Take portfolios, for instance. Here in Vermont they tell us we're "leading the nation." If so, the news isn't good for the rest of the country.
What exactly are portfolios? They're folders where kids keep their work. If this sounds like less than a breakthrough, that's only because it is less than a breakthrough.
Not that there's anything wrong with keeping portfolios. Plato probably carried one to Socrates' classroom. But advocates today promote portfolios as "accurate measures of educational performance," offering "credible," "standardized" data. Unfortunately, portfolio scoring simply doesn't work.
Portfolios are scored according to rubrics, which detail theoretically "objective" standards and criteria. In Vermont, for example, writing is judged in five "dimensions"—purpose, organization, details, voice, and grammar, usage, and mechanics—and awarded one of four scores in each category: Extensively, Frequently, Sometimes, or Rarely. These scores translate into a four-point scale. Innovators naturally insist that portfolio 4.0's and 3.0's have nothing to do with old-fashioned 4.0's and 3.0's, also known as A's and B's.
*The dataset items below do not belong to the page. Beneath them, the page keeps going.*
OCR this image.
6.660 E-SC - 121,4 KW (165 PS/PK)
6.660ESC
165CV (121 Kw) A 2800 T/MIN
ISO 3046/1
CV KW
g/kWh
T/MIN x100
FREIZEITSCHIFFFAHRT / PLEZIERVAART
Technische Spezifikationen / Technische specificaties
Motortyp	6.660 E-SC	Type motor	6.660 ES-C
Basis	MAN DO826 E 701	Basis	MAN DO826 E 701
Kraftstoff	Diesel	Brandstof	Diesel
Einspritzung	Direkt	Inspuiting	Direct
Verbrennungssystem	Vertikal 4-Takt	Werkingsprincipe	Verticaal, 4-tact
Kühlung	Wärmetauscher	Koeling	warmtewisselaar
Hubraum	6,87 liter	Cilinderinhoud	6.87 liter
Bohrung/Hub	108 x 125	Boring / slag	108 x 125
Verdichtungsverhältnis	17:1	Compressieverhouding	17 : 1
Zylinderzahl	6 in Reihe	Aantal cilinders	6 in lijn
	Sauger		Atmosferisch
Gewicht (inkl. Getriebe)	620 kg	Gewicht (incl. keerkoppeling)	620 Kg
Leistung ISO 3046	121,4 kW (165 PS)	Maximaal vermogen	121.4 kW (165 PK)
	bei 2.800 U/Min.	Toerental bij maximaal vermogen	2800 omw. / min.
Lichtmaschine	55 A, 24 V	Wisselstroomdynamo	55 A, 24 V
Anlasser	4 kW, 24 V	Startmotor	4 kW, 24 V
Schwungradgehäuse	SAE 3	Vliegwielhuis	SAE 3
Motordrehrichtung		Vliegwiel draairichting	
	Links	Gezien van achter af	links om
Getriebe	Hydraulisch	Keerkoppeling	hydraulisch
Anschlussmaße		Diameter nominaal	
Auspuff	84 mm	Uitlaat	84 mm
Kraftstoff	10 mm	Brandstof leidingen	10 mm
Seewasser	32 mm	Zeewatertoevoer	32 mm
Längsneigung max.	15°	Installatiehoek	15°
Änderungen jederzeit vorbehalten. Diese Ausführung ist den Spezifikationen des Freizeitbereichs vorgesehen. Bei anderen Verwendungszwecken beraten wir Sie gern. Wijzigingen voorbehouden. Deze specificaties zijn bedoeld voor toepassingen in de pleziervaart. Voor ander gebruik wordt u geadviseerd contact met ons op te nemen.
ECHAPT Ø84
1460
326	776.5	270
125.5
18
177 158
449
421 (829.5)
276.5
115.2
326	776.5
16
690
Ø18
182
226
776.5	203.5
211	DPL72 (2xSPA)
Suppose you're trying to rate the details in a piece of writing. If you think the details are "explicit," you score it Extensively. If they're only "elaborated," of course, then you just give it a Frequently. Rating an essay's organization requires that you distinguish between problems that "affect unity or coherence"—these rate a Sometimes—and those that "make writing difficult to follow"—a Rarely. Scoring the voice used in writing is even easier. All you have to do is detect the difference between a "distinctive" tone, an "effective" tone, an "attempt" at an "appropriate" tone, and an "appropriate" tone that's "not evident." Next you can decide if the piece contains errors that "may distract the reader" or errors that "interfere with understanding."
This is "objective"?
By the way, portfolio backers promote all this on the grounds that parents like the idea of clearly defined standards. Unfortunately, most teachers—and most regular people—have a hard time deciding with statistical reliability whether they're being "distracted" or whether their understanding is being "interfered" with.
In order to "calibrate" their judgment with that of the "experts," teachers score sets of writing samples called benchmarks. Inconveniently, Vermont teachers statewide traditionally disagree with experts' benchmark scores more often than they agree with them. Even the "experts" commonly disagree with each other. Which scores are the right scores? You tell me.
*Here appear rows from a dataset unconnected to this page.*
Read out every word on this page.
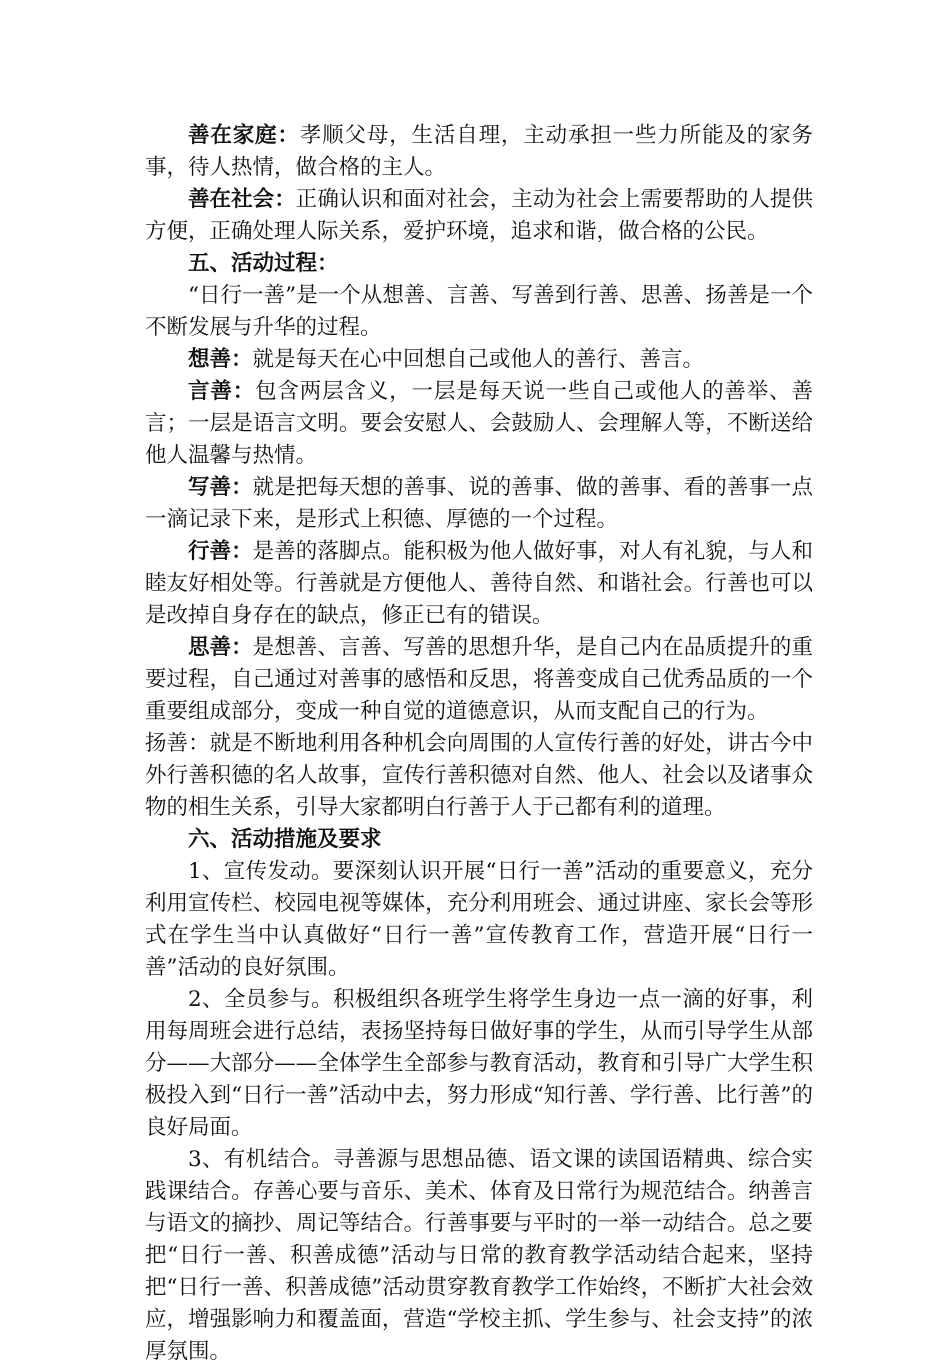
善在家庭：孝顺父母，生活自理，主动承担一些力所能及的家务事，待人热情，做合格的主人。

善在社会：正确认识和面对社会，主动为社会上需要帮助的人提供方便，正确处理人际关系，爱护环境，追求和谐，做合格的公民。

五、活动过程：

“日行一善”是一个从想善、言善、写善到行善、思善、扬善是一个不断发展与升华的过程。

想善：就是每天在心中回想自己或他人的善行、善言。

言善：包含两层含义，一层是每天说一些自己或他人的善举、善言；一层是语言文明。要会安慰人、会鼓励人、会理解人等，不断送给他人温馨与热情。

写善：就是把每天想的善事、说的善事、做的善事、看的善事一点一滴记录下来，是形式上积德、厚德的一个过程。

行善：是善的落脚点。能积极为他人做好事，对人有礼貌，与人和睦友好相处等。行善就是方便他人、善待自然、和谐社会。行善也可以是改掉自身存在的缺点，修正已有的错误。

思善：是想善、言善、写善的思想升华，是自己内在品质提升的重要过程，自己通过对善事的感悟和反思，将善变成自己优秀品质的一个重要组成部分，变成一种自觉的道德意识，从而支配自己的行为。

扬善：就是不断地利用各种机会向周围的人宣传行善的好处，讲古今中外行善积德的名人故事，宣传行善积德对自然、他人、社会以及诸事众物的相生关系，引导大家都明白行善于人于己都有利的道理。

六、活动措施及要求

1、宣传发动。要深刻认识开展“日行一善”活动的重要意义，充分利用宣传栏、校园电视等媒体，充分利用班会、通过讲座、家长会等形式在学生当中认真做好“日行一善”宣传教育工作，营造开展“日行一善”活动的良好氛围。

2、全员参与。积极组织各班学生将学生身边一点一滴的好事，利用每周班会进行总结，表扬坚持每日做好事的学生，从而引导学生从部分——大部分——全体学生全部参与教育活动，教育和引导广大学生积极投入到“日行一善”活动中去，努力形成“知行善、学行善、比行善”的良好局面。

3、有机结合。寻善源与思想品德、语文课的读国语精典、综合实践课结合。存善心要与音乐、美术、体育及日常行为规范结合。纳善言与语文的摘抄、周记等结合。行善事要与平时的一举一动结合。总之要把“日行一善、积善成德”活动与日常的教育教学活动结合起来，坚持把“日行一善、积善成德”活动贯穿教育教学工作始终，不断扩大社会效应，增强影响力和覆盖面，营造“学校主抓、学生参与、社会支持”的浓厚氛围。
In an effort to eliminate the benchmark warfare that has plagued Vermont's scoring system from the start, officials introduced "line pieces." These new samples were supposed to indisputably define the absolute best a kid's composition could be before it deserved the next higher score. Unfortunately, this remedy rested on the breathtaking assumption that raters previously unable to agree on the difference between an "interference" and a "distraction" would somehow be able to agree on the difference between the very best "interference" and the very worst "distraction." Not surprisingly, line pieces haven't helped clear things up.
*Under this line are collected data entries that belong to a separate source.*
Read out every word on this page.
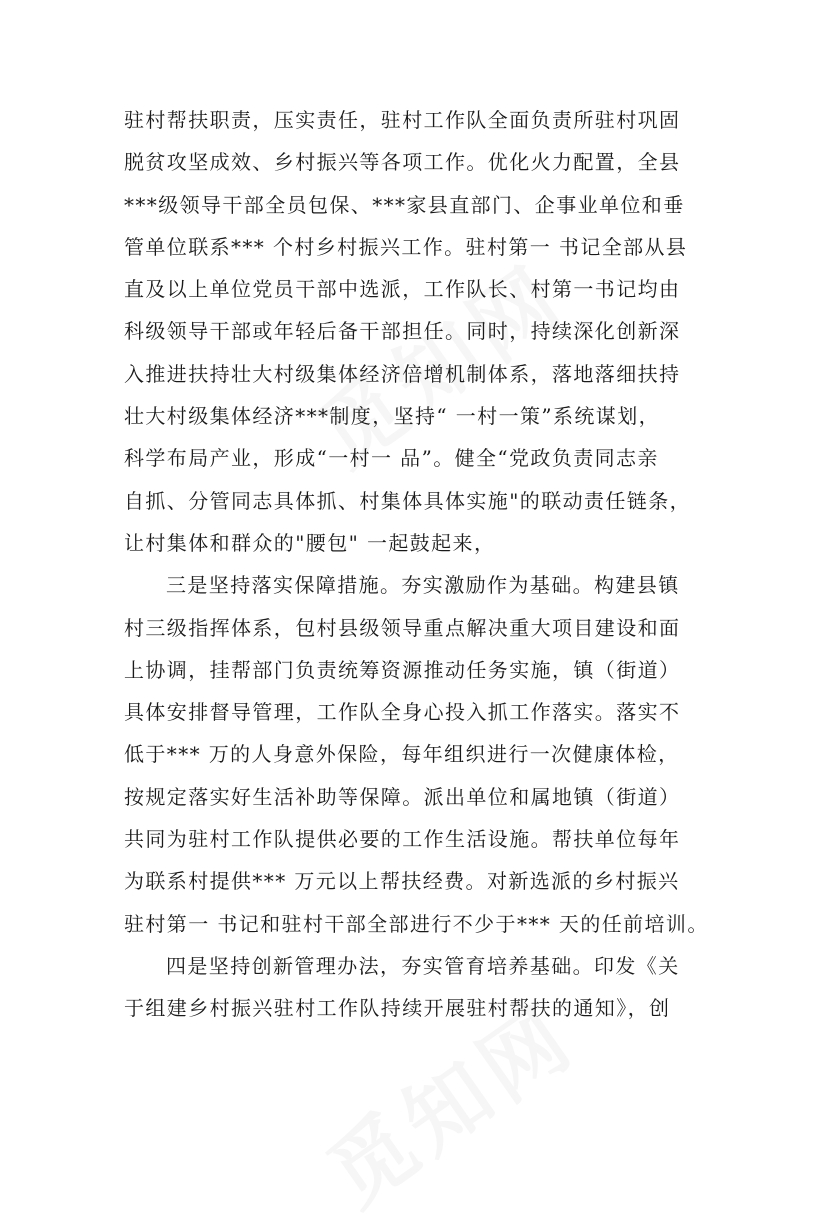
驻村帮扶职责，压实责任，驻村工作队全面负责所驻村巩固
脱贫攻坚成效、乡村振兴等各项工作。优化火力配置，全县
***级领导干部全员包保、***家县直部门、企事业单位和垂
管单位联系*** 个村乡村振兴工作。驻村第一 书记全部从县
直及以上单位党员干部中选派，工作队长、村第一书记均由
科级领导干部或年轻后备干部担任。同时，持续深化创新深
入推进扶持壮大村级集体经济倍增机制体系，落地落细扶持
壮大村级集体经济***制度，坚持“ 一村一策”系统谋划，
科学布局产业，形成“一村一 品”。健全“党政负责同志亲
自抓、分管同志具体抓、村集体具体实施"的联动责任链条，
让村集体和群众的"腰包" 一起鼓起来，
三是坚持落实保障措施。夯实激励作为基础。构建县镇
村三级指挥体系，包村县级领导重点解决重大项目建设和面
上协调，挂帮部门负责统筹资源推动任务实施，镇（街道）
具体安排督导管理，工作队全身心投入抓工作落实。落实不
低于*** 万的人身意外保险，每年组织进行一次健康体检，
按规定落实好生活补助等保障。派出单位和属地镇（街道）
共同为驻村工作队提供必要的工作生活设施。帮扶单位每年
为联系村提供*** 万元以上帮扶经费。对新选派的乡村振兴
驻村第一 书记和驻村干部全部进行不少于*** 天的任前培训。
四是坚持创新管理办法，夯实管育培养基础。印发《关
于组建乡村振兴驻村工作队持续开展驻村帮扶的通知》，创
As a result, portfolio scoring remains notoriously unreliable. Even judges rating the same paper disagree on the score it deserves. The RAND Corp., the state's former assessment consultant, found initial Vermont scoring reliability "so low that most planned uses of data had to be abandoned." RAND described scattered improvements in succeeding years as "slight" and "trivial," with some reliability figures actually declining and "large margins of error" consistently contaminating data. RAND's final report cited only "limited evidence from other programs that reliable scoring of writing portfolios is practical."
Portfolio debacles aren't limited to Vermont. A report commissioned by Kentucky's legislature blasted that state's portfolio-based system as "seriously flawed," concluding that "the public is being misinformed" about statewide results and "misled about the accomplishments of individual students." Portfolio programs are also proving far costlier than anticipated. In the words of one RAND analyst, the "early infatuation" with portfolios was "unrealistic."
Enthusiasts frequently exaggerate the role portfolios themselves play in learning. It's wrong to credit portfolios with the benefits delivered by sound writing and problem-solving strategies simply because kids employ these techniques to complete the work for a portfolio. And it's certainly wrong to misrepresent teacher support for keeping portfolios as an endorsement of portfolios as an assessment tool. You can use portfolios in your classroom without ever engaging in the pseudo-objective scoring, the voluminous record keeping, and the ghastly expense in both money and classroom time.
Portfolios were devised to provide "meaningful, useful data." They don't. That's why they should be abandoned as assessment tools. The last thing our schools need is more sound and fury signifying nothing. Addiction to fashion and blindness to folly won't build anyone's confidence in public education.